Chiapas / Mexique
- pierre-andré dupire
- 18 févr. 2015
- 2 min de lecture
Yaxchilan, 16 avril 2014
Les mornes et pauvres plaines karstiques du Yucatán ont fait place aux latifundias du Campeche puis aux prémonts du Chiappas. Je pensais jusqu’alors les pluies tropicales drues mais de courtes durée. Durant les cinquante derniers kilomètres qui nous séparaient de Palenque, il n’a cessé de pleuvoir. Les voitures roulaient phares allumés, projetant de hautes gerbes d’eau. Nous nous sommes réfugiés à l’accueil de notre hôtel, El Colombre, pour attendre que l’averse cesse et aller découvrir notre case. Son toit de palmes n’avait pu empêcher l’inondation. On est venu déplacer les rameaux comme on remet des tuiles en places mais l’eau dégoulinait toujours. Nous aurions pu passer la nuit à déplacer notre lit mais l’hôtelier, aussi désolé qu’aimable, est venu tendre une bâche au dessus du lit. C’est ainsi sous un baldaquin de plastic que nous avons passé nos premières heures nocturnes dans la jungle équatoriale.
De Palenque, nous avons le lendemain gagné Frontera Corozal sur le Rio Uzumazinta qui sert de frontière naturelle entre le Mexique et le Guatemala. Nous y sommes arrivés tard pour dormir dans une hutte en planche avant d’être réveillés par des ronflements qui, dans notre demi sommeil, nous avaient semblé provenir d’une hutte voisine. Mais ces sons rauques et puissants semblaient trop vindicatifs pour être le fait d’un dormeur. Nous venions en fait de faire connaissance de l’alouate, le singe hurleur inscrit au Guinness des records comme le plus bruyant de tous les animaux. L’alouate ne fait jamais de pause syndicale et pousse en permanence des cris pour défendre son territoire et éviter les conflits avec ses congénères.

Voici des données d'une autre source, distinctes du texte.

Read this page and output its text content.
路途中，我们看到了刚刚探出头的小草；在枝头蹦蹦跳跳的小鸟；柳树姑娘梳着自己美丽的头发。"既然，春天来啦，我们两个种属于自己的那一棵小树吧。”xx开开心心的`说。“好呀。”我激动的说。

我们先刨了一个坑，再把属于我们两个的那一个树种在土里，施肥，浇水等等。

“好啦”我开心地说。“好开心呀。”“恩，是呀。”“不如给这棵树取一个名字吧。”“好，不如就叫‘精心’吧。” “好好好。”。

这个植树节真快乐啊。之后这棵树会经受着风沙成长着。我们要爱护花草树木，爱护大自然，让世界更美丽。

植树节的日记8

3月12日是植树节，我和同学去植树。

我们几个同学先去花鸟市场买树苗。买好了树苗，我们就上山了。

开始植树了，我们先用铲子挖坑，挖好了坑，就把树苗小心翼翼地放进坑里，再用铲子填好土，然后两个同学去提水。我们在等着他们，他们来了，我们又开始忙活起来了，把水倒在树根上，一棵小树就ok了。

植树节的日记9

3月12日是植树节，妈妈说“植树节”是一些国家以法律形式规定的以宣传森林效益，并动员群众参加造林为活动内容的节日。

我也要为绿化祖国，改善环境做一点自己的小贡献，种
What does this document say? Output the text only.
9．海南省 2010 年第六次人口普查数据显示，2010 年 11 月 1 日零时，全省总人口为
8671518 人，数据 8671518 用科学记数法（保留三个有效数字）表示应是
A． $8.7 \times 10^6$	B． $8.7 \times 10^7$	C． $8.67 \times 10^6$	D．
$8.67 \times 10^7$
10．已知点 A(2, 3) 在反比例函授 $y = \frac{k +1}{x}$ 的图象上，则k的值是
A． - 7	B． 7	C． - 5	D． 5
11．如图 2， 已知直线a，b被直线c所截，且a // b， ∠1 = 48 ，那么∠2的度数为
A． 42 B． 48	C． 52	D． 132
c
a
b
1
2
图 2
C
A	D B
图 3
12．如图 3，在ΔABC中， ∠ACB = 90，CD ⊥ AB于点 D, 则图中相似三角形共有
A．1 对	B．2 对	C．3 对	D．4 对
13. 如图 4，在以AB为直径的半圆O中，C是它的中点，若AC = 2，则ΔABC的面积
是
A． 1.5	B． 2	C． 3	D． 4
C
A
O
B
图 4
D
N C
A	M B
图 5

Cela fait dire de lui qu’il est le plus diplomatique des singes mais une diplomatie qui ne s’exerce pas dans le silence des ambassades, une diplomatie qui tient le monde éveillé. L’alouate à aussi la particularité de posséder une vision en trichromie qu’il nous a fait partager durant toute la nuit : nous en avons vraiment vu de toutes les couleurs.
Heureusement, à une dizaine de kilomètres en aval, sertie dans un méandre du fleuve, se cache la ville ruinée de Yaxchilan à laquelle on accède en prenant une barque à fond plat. Nous avons payé 600 pesos pour cette traversée qui en avait coûté 3 à l’archéologue danois Frans Blom le 6 janvier 1944. Frans Blom s’est pris de passion pour les indiens Lacandone qui peuplent cette région et qu’il craignait de voir disparaître. Est-ce d’avoir augmenté le prix de la traversée mais ils sont parvenus à croître en nombre, démontrant le pouvoir des coefficients multiplicateurs.
Domingo, le pilote de la barque (on dit le lanchero) a pris soin de stopper le moteur lorsque nous sommes passés à proximité d’un crocodile puis s’est approché de la berge afin que nous puissions nous plaindre auprès des alouates de leur tapage nocturne. Le site était désert à l’heure matinale à laquelle nous y avons débarqué. Plus qu’ailleurs et malgré le travail d’excavation des archéologistes, les ruines semblent indissolublement liées à la gangue végétale dont on les a arrachées. Les édifices s’y succèdent sous les ombrages des sapotilliers et des acajous. De certains eucalyptus, on ne distingue que les troncs immenses qui ont percé la canopée pour s’élever au delà, vers la lumière.